It’s more than fitting that Ashland chose to play West Carter in Tuesday’s Heritage Game at the old Alumni Gymnasium when the home of the Tomcats for 37 years will be recognized as a “Glory Road” site by the Kentucky Basketball Hall of Fame.
West Carter is a consolidation of Carter City and Olive Hill High Schools.
Jack Fultz coached the Comets of Olive Hill from 1951-1968 and dueled with some of the best basketball teams in Ashland history with many of those games in the Alumni gym.
If current Comets coach Jeremy Webb wanted to add more theatrics to the festivities, he could wear some flat shoes that pop when they are stomped on a gym floor. That’s how the intimidating Jack Fultz got the attention of his players – and sometimes the referees – by stomping so hard it sounded like firecrackers going off.
Fultz had a 7-20 record against the Tomcats while other Comet coaches wee a combined 2-29. He was a thorn in their side in the 1950s when Olive Hill won the 16th Region championship three times – 1955, 1956 and 1959. His ’59 Comets went to the state semifinals before injuries to both guards sent them to a disappointing defeat, one that stuck with Fultz to the end of his days.
Steve Gilmore, who was a star at Holy Family, remembered going to Irish games when they played the Comets. “He was an intimidating factor from the bench,” Gilmore said in a 2014 interview. “I can remember a couple of games, he had one of the loudest stomps I ever heard.
“To me, Jack was a purist as a coach. There are so many things you can do now. Jack’s strong suit was he knew kids. He demanded much, at least that’s what some of the old-timers who played for him say. They were intimidated by him. He was just trying to get the very best out of them.”
Fultz worked in the Carter County school system for 60 years and was highly respected in Ashland circles. They named him an honoree at the Elks Sports Day in 2014.
“I remember what a relentless coach he was,” said Holy Family great Fred Simpson. “His teams were always so well-prepared defensively. He had them playing defense.”
Talking to him years later, Fultz told me how much he respected Ashland’s basketball tradition and how going against coaches like George Conley and Bob Wright challenged him like nobody else. He loved how the Tomcat fans followed their teams and always expected to walk out of the gym happy with a victory.
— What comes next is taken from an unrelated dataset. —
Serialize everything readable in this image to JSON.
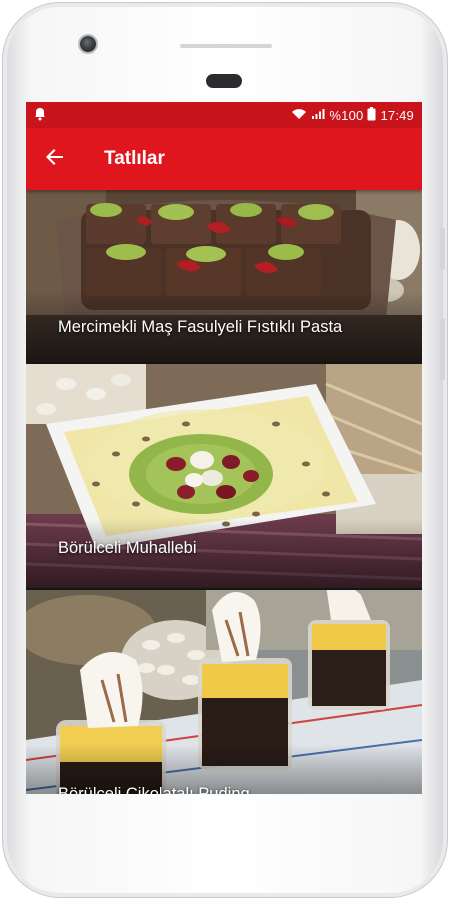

In many ways, he said, they were a model for others to follow. And there was nobody he’d rather beat than the Tomcats. Fultz savored every win against them and could recall them in exact detail. Nobody told a better story than Fultz, who took a shine to me in his last years. We’d go to lunch once a week – he always paid and I always learned. I found you learn better from listening than talking.
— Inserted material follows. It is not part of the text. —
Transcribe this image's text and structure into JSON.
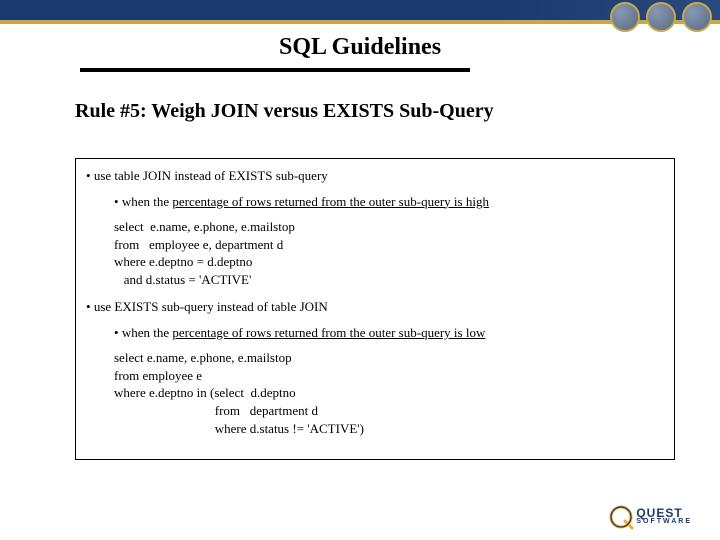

Olive Hill defeated the Tomcats 58-56 in double overtime to win the 1955 regional title in Winchester.
In 1963, Olive Hill stunned Ashland 59-57 in the opening round of the regional tournament. The Tomcats had won the state title in ’61 and were runners-up in ’62. They also hadn’t lost to a region opponent in the 1959-60 season.
But perhaps the most memorable game he coached against Ashland was a loss in February 1954 in Alumni gym when the Comets held the ball. The final score was 25-19, a game that infuriated Tomcat fans who were used to getting it up and down the floor with a team that averaged 72.5 points per game behind the great Bill Gray and Jerry Henderson. But the Comets had a chance in the fourth quarter because of the unorthodox strategy that nobody had tried against them.
Fultz remembered H.V. Ellis, Ashland’s principal at the time, coming up to him after the game.
“He said ‘Jack, they won’t come out and watch that kind of ball,’’’ Fultz said. “I told him ‘I’m coaching to win.’ The next year, when we played them in December, you couldn’t get in that gym there were so many people there.”
Olive Hill won that one too, but they didn’t hold the ball. The Comets rolled to a 73-54 victory.
In the slowdown game, Fultz reasoned that was the only way he could possibly upset the Tomcats who went on to win the regional tournament. Ashland’s opponent in the championship game in 1954 was Carter City, the other part of the West Carter consolidation in 1971, with a 75-58 victory. The Tomcats went on to take third place in the Sweet Sixteen.
The homage to the past for the Tomcats on Tuesday will also serve to do the same for the Comets, making it the perfect matchup for the Heritage Game where the teams will be playing in throwback uniforms.
It should be a fun night but don’t look for anybody to hold the basketball.